Given its cohort of both domestic agri-food firms and multinational pharmaceutical firms, a year-on-year fall of -1% in the science, pharmaceutical and food sector suggests that export performance has thus far been only marginally impacted by global economic uncertainties relating to Brexit and international trade relations

Conclusion

The IrishJobs.ie Jobs Index serves as a timely indicator of Irish job vacancy generation on both a quarterly and year-on-year basis.  The Q2 2019 IrishJobs.ie Jobs Index reveals a 2% quarterly decline in total job vacancies, with year-on-year job vacancies decreasing by 4%.

Underpinning the Q2 2019 movement of this aggregate index are a number of distinct sectoral trends. Two areas of activity in particular—the hotel and catering sector and construction-related sectors—have maintained robust growth in vacancies in Q2 2019. Internationally traded sectors, such as the science, pharmaceutical, and food sector, have posted marginal declines in vacancy rates, but have remained relatively resilient in comparison to other sectors.

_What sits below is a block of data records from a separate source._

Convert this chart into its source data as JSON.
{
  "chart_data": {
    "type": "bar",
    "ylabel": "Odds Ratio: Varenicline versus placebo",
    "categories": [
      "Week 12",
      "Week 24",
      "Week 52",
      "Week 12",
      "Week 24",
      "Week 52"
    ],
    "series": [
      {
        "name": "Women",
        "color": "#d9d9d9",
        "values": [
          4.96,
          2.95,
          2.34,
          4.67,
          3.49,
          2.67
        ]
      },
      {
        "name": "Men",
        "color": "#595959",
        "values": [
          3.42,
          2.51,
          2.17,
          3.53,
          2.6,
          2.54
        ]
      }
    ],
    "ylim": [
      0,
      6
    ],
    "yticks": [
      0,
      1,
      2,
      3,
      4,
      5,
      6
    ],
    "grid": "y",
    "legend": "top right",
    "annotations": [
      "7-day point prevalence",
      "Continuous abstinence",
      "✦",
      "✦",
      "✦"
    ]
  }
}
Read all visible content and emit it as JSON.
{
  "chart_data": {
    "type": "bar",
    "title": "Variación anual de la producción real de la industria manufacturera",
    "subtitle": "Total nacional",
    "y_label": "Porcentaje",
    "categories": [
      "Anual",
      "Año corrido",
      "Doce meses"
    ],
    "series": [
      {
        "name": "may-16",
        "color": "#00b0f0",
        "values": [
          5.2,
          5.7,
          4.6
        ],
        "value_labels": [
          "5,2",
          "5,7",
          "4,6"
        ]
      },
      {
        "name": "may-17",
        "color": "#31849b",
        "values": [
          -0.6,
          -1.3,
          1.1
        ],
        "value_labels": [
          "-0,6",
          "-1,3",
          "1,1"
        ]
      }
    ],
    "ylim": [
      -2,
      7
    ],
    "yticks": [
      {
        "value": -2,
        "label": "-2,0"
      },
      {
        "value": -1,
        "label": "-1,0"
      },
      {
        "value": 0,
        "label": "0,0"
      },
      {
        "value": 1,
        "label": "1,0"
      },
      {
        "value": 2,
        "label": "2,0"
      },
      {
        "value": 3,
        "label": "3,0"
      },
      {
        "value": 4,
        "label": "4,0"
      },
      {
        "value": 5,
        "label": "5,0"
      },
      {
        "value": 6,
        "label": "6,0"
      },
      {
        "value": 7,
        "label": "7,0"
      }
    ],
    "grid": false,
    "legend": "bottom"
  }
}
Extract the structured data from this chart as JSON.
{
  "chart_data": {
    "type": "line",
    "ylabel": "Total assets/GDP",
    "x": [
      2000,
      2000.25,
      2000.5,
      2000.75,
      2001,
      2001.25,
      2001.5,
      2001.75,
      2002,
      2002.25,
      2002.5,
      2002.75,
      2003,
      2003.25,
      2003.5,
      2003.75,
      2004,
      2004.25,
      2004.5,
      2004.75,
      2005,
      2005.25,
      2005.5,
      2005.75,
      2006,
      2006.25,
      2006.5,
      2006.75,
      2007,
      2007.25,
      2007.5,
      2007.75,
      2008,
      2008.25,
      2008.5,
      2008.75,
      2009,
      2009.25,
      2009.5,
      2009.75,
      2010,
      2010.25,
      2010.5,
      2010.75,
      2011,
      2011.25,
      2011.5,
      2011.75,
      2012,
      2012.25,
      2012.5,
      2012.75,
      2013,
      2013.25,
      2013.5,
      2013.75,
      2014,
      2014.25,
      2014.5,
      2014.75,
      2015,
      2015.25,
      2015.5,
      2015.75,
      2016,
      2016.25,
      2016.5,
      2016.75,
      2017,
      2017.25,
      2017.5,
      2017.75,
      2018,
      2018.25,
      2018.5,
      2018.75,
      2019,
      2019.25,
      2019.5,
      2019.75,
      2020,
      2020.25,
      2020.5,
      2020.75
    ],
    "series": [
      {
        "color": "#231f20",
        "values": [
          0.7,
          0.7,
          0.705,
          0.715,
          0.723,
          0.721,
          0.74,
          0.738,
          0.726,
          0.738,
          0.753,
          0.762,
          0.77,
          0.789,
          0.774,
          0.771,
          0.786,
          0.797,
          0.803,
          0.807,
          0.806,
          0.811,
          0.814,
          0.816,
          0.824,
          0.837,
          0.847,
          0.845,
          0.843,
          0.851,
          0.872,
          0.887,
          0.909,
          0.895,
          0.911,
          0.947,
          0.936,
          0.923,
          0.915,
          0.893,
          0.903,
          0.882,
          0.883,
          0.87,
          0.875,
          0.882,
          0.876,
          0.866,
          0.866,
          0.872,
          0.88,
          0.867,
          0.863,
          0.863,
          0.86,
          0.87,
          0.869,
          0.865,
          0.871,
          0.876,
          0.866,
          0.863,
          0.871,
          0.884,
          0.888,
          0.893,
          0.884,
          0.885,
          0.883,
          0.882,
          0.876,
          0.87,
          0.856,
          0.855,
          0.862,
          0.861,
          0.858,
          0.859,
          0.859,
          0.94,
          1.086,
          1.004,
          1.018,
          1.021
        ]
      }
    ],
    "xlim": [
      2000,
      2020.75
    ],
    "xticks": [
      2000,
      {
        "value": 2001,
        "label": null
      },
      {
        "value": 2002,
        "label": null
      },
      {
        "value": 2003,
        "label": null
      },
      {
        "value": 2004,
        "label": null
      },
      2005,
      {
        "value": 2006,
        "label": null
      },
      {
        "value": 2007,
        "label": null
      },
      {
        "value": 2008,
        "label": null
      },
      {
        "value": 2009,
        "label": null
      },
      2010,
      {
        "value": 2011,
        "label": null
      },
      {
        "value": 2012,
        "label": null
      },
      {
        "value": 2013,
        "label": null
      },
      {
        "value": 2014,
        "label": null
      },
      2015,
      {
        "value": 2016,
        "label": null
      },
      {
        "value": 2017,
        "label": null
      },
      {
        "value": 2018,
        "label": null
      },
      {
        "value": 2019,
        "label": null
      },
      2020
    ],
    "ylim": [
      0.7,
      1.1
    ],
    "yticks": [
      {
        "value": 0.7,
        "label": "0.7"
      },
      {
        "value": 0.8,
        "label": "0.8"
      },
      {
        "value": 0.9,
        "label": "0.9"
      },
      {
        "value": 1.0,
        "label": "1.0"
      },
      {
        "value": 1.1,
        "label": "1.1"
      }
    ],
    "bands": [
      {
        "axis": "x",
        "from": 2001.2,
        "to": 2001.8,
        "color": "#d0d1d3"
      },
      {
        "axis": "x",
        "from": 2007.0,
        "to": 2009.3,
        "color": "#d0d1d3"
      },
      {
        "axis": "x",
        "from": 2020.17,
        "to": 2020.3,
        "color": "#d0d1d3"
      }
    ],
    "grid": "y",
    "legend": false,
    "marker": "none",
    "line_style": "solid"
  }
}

The set of industry sectors that appear to have experienced the most significant declines in year-on-year vacancy rates in Q2 2019 are knowledge-intensive business services such as accountancy and finance; banking, financial services and insurance; HR and recruitment; marketing; and IT.

In the context of ongoing Brexit-related economic uncertainty, it may be that these business support services are particularly vulnerable to a “wait-and-see” approach to business expenditure. As the Brexit process unfolds, the spotlight may well shift to other sectors such as agri-foods.

[1] Recent CSO data records a 5.5% increase in overseas trips to Ireland for the period January—March 2019. However, total tourism and travel earnings from overseas visitors to Ireland decreased by 4.6% between Q1 2018 and Q1 2019. For further detail, see:

[1] As noted above, average hourly earnings increased by 2.2% in Q1 2019. See:

[1] On an annual basis, the volume of output in building and construction increased by 5.9% in Q1 2019 when compared with Q1 2018. See:

This IrishJobs.ie Job Index Report is authored by economists Dr Declan Curran of Dublin City University and economic geographer, Dr Chris Van Egeraat.

A note on the data
The report utilises a dataset comprising all corporate jobs advertised on IrishJobs.ie and Jobs.ie from 1 April 2019 to 30 June 2019. Revisions to the data-gathering process mean that the figures stated in this report are not directly comparable to previous reports.